Taking a gamble and revising the podcast strategy

In the past three months, Stone has taken a risk, as he puts it, and revised the content strategy. The New Statesman had three running podcast feeds: The NS podcast, focused on politics, World Review and Audio Long Reads, with features and essays. Along with the publication’s magazine, website and newsletters, the same theme ran through them.

“In our case, that’s politics from a cultural perspective, and culture from a political perspective,” Stone says. “All addressing the question of how do we understand the forces shaping our world? So, now we’re trying to make our main podcast feed more reflective of that.”

He has now consolidated the three feeds into a single feed and turned the “You Ask Us” listener questions into its own episode.

“Throughout the week, you’ve got a much broader spread of content that doesn’t have that uniformity most podcasts go for. But it does more broadly reflect the output of the New Statesman. Now this is a gamble….one of the great things about podcasts is that you get to build a relationship with a particular group of hosts.”

So far, results are promising and audience numbers are rising, Stone says. (In yet another breakthrough, publishing video podcasts on YouTube has more than doubled the New Statesman podcast audience. Not to mention that YouTube has the benefit of algorithmic discovery and is monetizable.)

And it is an audience of key opinion formers that is particularly attractive to advertisers, which is partly why Stone could adapt his commercial strategy.

“About 40% of our listeners work in politics and policy. We have a large chunk of listeners who work in business and are senior decision makers, C-suite level, and key opinion formers in the media. And our podcasts receive 90 to 100% listen-through. So our audience is massively engaged.”

Clients and agencies come to the New Statesman because they want to meet that audience, Stone says. And putting their podcasts in the main mix of all their other content makes them profitable.  

Platform revenues

Platform revenues (the New Statesman works with podcast company Acast and has a co-selling arrangement) remain “incredibly useful”, but the New Statesman also offer podcasts as part of multi-format packages within the wider stable of content. This might include clients sponsoring live events or running ads on the website.

Thinking holistically about your commercial offering, including podcasts, is vital. One of the most successful things that we have done is to break down the silos between the different departments, and bring all of those into multi-format packages that our sales team can easily say to a client, [if] you want to hit this audience, here’s the solution.

But it all comes down to giving the audience what it wants. And the best thing about podcasts, Stone says, is “the way they can welcome people into their own tribe. And if the hosts are warm, and if they [the audience] like the characters, then they feel part of the gang.”

“What AI can’t do is that community-building personal relationship, so anything that we can do now to build real-world personal relationships with people, human to human – and that can be podcasts,  that can be newsletters , that can be live events –  is AI-proof.”

You can watch highlights (and view the key timestamps) from our interview with Chris below:

Key Time Stamps

1:14 > There is clearly an audience appetite for political podcasts. I mean, the success of The Rest Is Politics, everybody knows, is stratospheric, at the top of the charts. Same with The News Agents. That’s news and politics at the top of the charts. The Apple podcast charts are dominated by political discussion. And we have seen on the New Statesman podcast that there is a growing appetite for quality content, quality analysis that helps people understand the forces that are shaping the world right now.
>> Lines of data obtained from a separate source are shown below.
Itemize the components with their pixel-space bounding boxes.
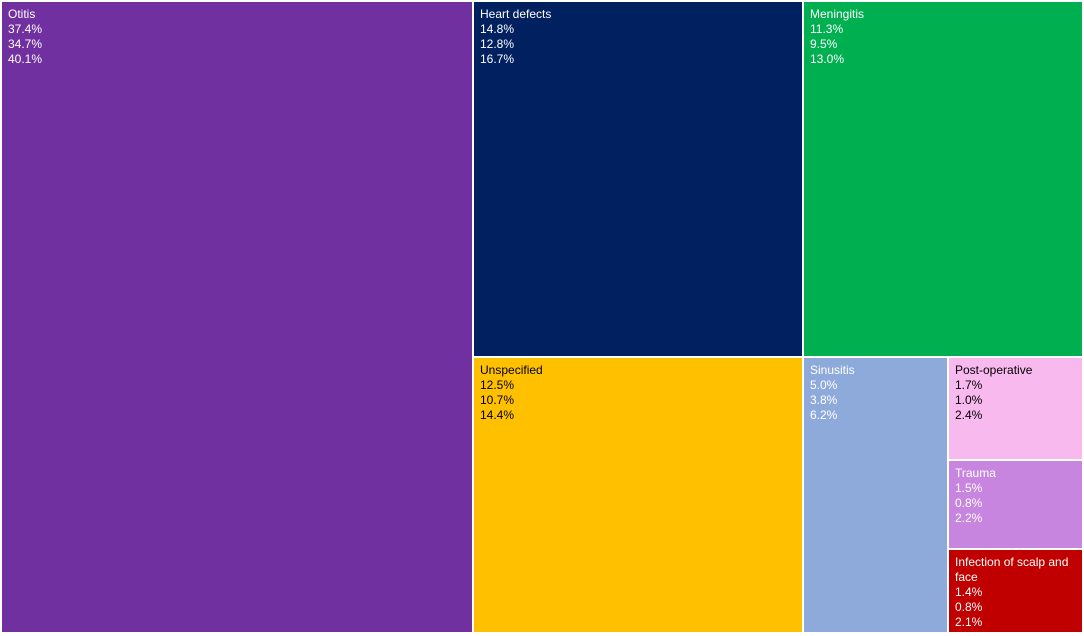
tile-value: 37.4% [8,22,43,36]
tile-text: Otitis 37.4% 34.7% 40.1% [8,7,466,67]
treemap-tile: Sinusitis 5.0% 3.8% 6.2% [804,358,947,632]
tile-label: Post-operative [955,363,1033,377]
tile-label: Unspecified [480,363,543,377]
tile-text: Trauma 1.5% 0.8% 2.2% [955,466,1076,526]
tile-value: 12.8% [480,37,515,51]
tile-value: 3.8% [810,393,838,407]
tile-value: 16.7% [480,52,515,66]
tile-value: 13.0% [810,52,845,66]
tile-text: Infection of scalp and face 1.4% 0.8% 2.1% [955,555,1076,630]
tile-value: 14.8% [480,22,515,36]
tile-text: Unspecified 12.5% 10.7% 14.4% [480,363,796,423]
tile-value: 1.5% [955,481,983,495]
treemap-tile: Unspecified 12.5% 10.7% 14.4% [474,358,802,632]
tile-text: Post-operative 1.7% 1.0% 2.4% [955,363,1076,423]
tile-value: 6.2% [810,408,838,422]
tile-text: Heart defects 14.8% 12.8% 16.7% [480,7,796,67]
treemap-tile: Otitis 37.4% 34.7% 40.1% [2,2,472,632]
tile-label: Trauma [955,466,996,480]
tile-value: 0.8% [955,496,983,510]
tile-value: 10.7% [480,393,515,407]
tile-value: 34.7% [8,37,43,51]
tile-value: 11.3% [810,22,844,36]
treemap-tile: Meningitis 11.3% 9.5% 13.0% [804,2,1082,356]
tile-value: 1.0% [955,393,983,407]
tile-value: 2.2% [955,511,983,525]
tile-label: Meningitis [810,7,865,21]
tile-value: 12.5% [480,378,515,392]
tile-value: 0.8% [955,600,983,614]
tile-value: 1.4% [955,585,983,599]
tile-value: 2.1% [955,615,983,629]
tile-value: 9.5% [810,37,838,51]
tile-text: Sinusitis 5.0% 3.8% 6.2% [810,363,941,423]
treemap-tile: Infection of scalp and face 1.4% 0.8% 2.1% [949,550,1082,632]
tile-label: Heart defects [480,7,552,21]
treemap-tile: Post-operative 1.7% 1.0% 2.4% [949,358,1082,459]
tile-label: Sinusitis [810,363,855,377]
tile-value: 5.0% [810,378,838,392]
tile-label: Infection of scalp and face [955,555,1069,584]
tile-value: 1.7% [955,378,983,392]
treemap-tile: Trauma 1.5% 0.8% 2.2% [949,461,1082,548]
tile-value: 14.4% [480,408,515,422]
tile-value: 2.4% [955,408,983,422]
tile-value: 40.1% [8,52,43,66]
treemap-tile: Heart defects 14.8% 12.8% 16.7% [474,2,802,356]
tile-text: Meningitis 11.3% 9.5% 13.0% [810,7,1076,67]
tile-label: Otitis [8,7,36,21]
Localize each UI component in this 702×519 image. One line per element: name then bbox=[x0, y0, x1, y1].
14:33 > Broadly we find podcast listeners are fairly tolerant of ads. I think there is a fairly standard acceptance that I’m getting this piece of content for free, therefore it’s going to have ads on it.

23:40 >  There are multiple examples of niche publishers releasing podcasts that reach maybe hundreds of listeners a week but because of who those audience are, that is a monetizable product. Don’t fear the small and niche. There’s power in that.